4. Specialists (neurologists, speech therapists, occupational and physical therapists, pulmonologists, etc.)

VA
i) In the Washington, DC area, the VA hospital provides a one-stop shop. That is, all of the medical personnel who treat PALS are located in one place. After meeting with a new primary care doctor, you are assigned to a neurologist who will give you a comprehensive examination, write prescriptions for medications and medical devices, and refer you to other specialists in the hospital. The Washington, DC VA center has recently established its own ALS Clinic to provide comprehensive, interdisciplinary care for PALS.

Medicare
i) Under Medicare, a one-stop shop option may be available but is not as seamless. PALS can enroll in an ALS clinic such as the one at George Washington University and see a number of practitioners every three months for a half day session. If the patient has both Medicare Parts A and B coverage and the facility is an approved provider under the patient's healthcare program, the medical expenses should be very low. VA would be preferable, however, because there are no billing issues or medical need issues connected with the care that is provided.
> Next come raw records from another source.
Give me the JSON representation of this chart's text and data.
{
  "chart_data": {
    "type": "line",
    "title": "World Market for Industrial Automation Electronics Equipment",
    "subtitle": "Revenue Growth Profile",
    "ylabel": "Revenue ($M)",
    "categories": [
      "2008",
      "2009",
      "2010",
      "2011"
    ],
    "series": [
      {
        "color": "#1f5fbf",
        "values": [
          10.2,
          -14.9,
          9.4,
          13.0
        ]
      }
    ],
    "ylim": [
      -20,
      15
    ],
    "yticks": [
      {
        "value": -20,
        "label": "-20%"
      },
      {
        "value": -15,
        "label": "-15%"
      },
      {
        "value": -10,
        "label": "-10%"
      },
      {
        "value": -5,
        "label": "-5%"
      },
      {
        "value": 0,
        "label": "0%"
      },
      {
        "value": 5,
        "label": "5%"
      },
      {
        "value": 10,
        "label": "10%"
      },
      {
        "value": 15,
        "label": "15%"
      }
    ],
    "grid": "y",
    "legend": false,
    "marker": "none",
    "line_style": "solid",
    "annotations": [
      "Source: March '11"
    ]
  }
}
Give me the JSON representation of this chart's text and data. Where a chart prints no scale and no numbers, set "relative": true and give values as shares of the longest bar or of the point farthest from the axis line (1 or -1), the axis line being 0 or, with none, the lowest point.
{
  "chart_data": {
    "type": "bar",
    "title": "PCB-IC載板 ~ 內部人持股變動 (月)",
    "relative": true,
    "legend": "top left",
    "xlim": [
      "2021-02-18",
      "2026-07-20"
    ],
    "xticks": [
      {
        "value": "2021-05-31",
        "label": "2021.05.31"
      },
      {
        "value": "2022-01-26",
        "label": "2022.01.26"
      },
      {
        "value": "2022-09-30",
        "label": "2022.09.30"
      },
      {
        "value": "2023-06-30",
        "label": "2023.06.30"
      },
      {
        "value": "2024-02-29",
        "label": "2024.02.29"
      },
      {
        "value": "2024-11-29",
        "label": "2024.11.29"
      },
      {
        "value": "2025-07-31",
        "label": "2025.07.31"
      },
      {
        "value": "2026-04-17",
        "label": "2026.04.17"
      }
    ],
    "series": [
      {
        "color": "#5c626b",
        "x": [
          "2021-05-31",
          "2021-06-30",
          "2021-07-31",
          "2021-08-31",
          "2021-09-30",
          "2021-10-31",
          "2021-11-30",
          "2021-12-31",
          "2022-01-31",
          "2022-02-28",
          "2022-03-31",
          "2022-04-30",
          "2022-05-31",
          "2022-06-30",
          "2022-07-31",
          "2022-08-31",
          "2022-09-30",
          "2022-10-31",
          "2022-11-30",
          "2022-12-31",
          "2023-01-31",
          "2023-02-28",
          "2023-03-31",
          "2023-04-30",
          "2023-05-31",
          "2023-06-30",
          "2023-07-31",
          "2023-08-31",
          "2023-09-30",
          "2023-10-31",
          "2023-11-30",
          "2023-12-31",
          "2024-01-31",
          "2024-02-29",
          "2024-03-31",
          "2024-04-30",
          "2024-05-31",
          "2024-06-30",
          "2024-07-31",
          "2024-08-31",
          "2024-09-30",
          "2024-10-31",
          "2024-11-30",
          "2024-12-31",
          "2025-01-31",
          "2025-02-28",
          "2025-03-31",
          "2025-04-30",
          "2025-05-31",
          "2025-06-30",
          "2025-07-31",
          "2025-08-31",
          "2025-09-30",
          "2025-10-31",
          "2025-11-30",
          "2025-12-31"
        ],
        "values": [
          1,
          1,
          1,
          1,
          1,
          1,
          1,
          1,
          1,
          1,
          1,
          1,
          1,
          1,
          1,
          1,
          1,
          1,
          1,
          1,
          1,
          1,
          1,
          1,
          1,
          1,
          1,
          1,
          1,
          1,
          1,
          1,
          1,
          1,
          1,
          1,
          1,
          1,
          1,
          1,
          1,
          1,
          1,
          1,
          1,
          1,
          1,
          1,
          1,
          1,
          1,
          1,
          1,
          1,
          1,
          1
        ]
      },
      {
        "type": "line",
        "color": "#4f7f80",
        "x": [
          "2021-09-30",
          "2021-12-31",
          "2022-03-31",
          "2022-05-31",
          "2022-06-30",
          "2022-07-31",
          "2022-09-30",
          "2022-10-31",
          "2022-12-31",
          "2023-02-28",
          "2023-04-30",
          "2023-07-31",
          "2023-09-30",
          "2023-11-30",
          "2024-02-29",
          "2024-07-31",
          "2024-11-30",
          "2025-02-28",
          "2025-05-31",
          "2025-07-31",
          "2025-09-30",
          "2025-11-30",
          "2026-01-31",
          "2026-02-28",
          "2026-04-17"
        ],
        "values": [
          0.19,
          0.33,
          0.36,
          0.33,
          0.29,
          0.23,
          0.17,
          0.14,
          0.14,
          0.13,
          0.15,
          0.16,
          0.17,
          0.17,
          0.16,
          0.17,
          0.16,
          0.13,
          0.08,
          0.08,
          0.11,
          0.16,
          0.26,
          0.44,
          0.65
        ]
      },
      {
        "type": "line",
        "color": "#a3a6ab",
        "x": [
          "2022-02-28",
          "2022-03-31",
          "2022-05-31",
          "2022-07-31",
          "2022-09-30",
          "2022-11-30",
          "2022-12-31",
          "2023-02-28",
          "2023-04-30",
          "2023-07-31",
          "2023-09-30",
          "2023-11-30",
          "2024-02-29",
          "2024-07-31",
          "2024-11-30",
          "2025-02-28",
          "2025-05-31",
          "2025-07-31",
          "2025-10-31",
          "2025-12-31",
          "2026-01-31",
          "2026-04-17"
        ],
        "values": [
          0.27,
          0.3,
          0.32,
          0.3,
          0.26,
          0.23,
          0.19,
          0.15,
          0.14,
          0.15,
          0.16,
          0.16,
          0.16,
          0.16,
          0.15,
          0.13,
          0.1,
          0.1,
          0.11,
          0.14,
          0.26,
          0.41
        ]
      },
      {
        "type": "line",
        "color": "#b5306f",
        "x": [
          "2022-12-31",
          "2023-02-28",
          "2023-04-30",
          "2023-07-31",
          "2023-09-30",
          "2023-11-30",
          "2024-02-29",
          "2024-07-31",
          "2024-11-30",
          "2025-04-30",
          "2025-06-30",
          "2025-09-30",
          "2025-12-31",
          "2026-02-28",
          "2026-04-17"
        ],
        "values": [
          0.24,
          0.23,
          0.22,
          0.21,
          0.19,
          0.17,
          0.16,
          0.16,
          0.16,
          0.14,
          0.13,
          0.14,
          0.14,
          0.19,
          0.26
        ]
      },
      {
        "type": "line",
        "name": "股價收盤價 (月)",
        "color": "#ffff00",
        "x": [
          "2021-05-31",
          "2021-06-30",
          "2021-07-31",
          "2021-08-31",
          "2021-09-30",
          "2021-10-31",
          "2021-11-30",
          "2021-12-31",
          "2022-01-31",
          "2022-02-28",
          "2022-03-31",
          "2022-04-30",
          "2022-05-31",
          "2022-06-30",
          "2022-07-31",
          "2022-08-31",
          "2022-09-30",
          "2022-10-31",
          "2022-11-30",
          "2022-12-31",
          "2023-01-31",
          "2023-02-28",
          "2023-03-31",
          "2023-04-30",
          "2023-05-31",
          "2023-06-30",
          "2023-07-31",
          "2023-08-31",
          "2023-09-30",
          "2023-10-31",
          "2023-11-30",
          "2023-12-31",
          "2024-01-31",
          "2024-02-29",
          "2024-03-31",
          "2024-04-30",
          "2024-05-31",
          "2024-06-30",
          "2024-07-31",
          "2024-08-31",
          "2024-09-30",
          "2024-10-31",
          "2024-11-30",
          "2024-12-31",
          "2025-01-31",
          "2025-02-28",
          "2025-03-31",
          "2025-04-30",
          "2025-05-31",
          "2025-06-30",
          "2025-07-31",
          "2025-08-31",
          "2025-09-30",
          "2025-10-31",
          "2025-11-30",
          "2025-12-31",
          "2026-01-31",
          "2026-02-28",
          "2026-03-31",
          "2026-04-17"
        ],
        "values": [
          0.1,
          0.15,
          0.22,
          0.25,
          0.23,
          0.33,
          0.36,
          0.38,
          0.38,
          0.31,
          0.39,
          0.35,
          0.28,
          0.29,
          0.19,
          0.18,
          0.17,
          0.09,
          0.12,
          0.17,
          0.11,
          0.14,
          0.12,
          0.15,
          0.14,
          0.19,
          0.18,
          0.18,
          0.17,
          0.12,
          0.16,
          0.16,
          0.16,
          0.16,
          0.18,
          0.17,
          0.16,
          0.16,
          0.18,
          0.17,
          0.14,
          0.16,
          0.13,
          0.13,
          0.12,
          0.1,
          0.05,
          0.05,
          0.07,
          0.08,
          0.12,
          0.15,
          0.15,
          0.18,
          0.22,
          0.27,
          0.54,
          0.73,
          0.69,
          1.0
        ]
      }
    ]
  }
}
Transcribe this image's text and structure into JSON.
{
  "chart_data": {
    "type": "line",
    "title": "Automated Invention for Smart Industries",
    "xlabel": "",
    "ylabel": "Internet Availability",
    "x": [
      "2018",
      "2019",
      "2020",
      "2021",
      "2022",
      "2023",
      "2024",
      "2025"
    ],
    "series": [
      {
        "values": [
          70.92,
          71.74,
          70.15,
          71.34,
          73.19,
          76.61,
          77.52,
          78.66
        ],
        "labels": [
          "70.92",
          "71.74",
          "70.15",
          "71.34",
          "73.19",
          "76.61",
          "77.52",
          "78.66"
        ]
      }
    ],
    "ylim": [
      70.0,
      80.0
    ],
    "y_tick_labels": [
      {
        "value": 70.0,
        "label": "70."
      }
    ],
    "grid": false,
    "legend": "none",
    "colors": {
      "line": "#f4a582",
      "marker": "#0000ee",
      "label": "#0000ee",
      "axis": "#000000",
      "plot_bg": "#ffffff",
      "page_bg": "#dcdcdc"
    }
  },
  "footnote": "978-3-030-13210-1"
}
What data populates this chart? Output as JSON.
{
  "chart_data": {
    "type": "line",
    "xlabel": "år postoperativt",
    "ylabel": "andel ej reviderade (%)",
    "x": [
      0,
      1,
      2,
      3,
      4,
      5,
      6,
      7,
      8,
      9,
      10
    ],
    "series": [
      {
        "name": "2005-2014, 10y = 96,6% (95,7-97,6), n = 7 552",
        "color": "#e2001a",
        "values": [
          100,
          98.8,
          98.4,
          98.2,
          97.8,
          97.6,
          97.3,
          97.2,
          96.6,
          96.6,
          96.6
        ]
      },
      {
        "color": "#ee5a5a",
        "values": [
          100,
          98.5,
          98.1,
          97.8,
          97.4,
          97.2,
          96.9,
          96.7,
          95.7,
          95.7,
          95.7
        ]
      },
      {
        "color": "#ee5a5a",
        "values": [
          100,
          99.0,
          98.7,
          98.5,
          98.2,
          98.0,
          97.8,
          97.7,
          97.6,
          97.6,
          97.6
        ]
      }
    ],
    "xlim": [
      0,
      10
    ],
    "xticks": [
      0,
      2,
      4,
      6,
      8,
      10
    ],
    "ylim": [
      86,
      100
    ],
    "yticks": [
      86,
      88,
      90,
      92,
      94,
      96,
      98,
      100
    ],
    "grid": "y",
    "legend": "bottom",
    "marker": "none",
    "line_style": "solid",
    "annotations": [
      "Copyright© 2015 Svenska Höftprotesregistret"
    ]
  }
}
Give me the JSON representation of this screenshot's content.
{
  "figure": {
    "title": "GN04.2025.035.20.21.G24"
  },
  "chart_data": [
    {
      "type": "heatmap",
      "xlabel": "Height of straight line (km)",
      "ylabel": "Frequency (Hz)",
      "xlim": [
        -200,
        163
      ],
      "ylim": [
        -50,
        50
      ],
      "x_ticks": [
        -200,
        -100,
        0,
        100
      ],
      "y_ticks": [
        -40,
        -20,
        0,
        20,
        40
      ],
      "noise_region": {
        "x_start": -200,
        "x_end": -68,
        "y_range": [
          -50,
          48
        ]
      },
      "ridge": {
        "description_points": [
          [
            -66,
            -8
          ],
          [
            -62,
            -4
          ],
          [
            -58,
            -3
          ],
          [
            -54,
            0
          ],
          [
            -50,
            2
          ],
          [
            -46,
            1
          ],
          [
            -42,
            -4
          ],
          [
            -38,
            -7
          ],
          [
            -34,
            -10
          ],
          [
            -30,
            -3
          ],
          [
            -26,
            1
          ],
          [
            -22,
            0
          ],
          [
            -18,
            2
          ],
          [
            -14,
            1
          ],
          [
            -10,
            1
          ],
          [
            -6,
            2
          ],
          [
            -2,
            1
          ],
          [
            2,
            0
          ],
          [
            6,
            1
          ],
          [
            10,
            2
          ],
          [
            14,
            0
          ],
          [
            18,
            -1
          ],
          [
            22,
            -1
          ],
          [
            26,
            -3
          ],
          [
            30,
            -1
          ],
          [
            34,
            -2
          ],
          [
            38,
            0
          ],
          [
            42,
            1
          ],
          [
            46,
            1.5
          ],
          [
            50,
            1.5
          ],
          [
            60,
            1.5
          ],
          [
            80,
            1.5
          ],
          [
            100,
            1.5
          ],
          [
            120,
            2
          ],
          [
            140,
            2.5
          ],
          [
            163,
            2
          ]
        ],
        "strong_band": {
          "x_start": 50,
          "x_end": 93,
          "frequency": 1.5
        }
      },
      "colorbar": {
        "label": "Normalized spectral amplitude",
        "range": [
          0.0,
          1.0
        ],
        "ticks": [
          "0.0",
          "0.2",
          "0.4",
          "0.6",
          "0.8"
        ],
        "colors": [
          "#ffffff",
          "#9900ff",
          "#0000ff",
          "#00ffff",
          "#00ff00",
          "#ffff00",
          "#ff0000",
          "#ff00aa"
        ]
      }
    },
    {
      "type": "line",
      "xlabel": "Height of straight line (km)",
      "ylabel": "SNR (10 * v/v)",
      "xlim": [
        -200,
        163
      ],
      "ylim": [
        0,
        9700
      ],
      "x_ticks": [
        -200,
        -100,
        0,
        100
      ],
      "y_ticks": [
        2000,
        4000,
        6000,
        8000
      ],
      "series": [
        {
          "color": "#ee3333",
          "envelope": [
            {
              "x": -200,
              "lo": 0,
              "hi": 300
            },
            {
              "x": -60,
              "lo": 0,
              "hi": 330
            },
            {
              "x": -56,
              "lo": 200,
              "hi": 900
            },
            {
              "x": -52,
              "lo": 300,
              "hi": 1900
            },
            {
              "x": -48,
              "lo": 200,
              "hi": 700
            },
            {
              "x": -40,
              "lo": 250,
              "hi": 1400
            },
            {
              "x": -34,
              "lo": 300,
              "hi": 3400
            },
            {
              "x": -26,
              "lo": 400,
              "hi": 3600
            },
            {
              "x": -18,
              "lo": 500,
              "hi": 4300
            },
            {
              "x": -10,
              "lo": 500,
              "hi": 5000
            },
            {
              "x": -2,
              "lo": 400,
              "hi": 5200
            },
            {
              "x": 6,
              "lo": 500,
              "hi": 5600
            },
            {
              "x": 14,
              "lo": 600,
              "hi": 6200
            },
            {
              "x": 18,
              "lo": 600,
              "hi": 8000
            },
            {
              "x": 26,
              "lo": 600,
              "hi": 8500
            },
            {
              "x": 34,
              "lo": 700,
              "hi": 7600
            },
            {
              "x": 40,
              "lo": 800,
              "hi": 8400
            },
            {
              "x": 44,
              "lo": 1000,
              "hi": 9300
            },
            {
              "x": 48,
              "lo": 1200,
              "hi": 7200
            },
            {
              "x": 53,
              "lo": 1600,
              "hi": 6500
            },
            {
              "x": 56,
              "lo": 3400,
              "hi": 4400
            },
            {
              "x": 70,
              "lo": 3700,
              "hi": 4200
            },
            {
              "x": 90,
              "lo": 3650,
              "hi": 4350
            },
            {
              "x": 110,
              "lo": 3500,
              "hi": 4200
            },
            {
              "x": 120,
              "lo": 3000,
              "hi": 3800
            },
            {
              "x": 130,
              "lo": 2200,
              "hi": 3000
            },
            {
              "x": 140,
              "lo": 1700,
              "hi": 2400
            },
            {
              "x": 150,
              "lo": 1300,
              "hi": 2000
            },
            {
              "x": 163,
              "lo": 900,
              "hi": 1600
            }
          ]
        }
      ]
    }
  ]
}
VA versus Medicare for PALS - Medications

2. Medications

VA
i) For the appointment with the primary care physician, you should bring along a list of all your medications. The doctor will then arrange for you to obtain these medications from the VA. For most medications the charge is $8 for a month’s supply of each medication, including Rilutek and a wide range of other medications. In some cases, the VA will only have one of a particular type of medication on its formulary; for example, it supplies Claritin rather than Zyrtec. Prescriptions can be refilled by telephone, and they usually reach you within 10 days.

Medicare
i) Medicare offers assistance in reducing the cost of medicines through the Medicare Part D program for beneficiaries. Since the monthly cost of Rilutek is about $800, Medicare benefits are much more costly than VA benefits for medicines. PALS would find themselves in the famous “doughnut hole” about halfway through each year. It may be more cost-effective to obtain medicines through your traditional health insurance, but in my case VA medicines were by far the least expensive.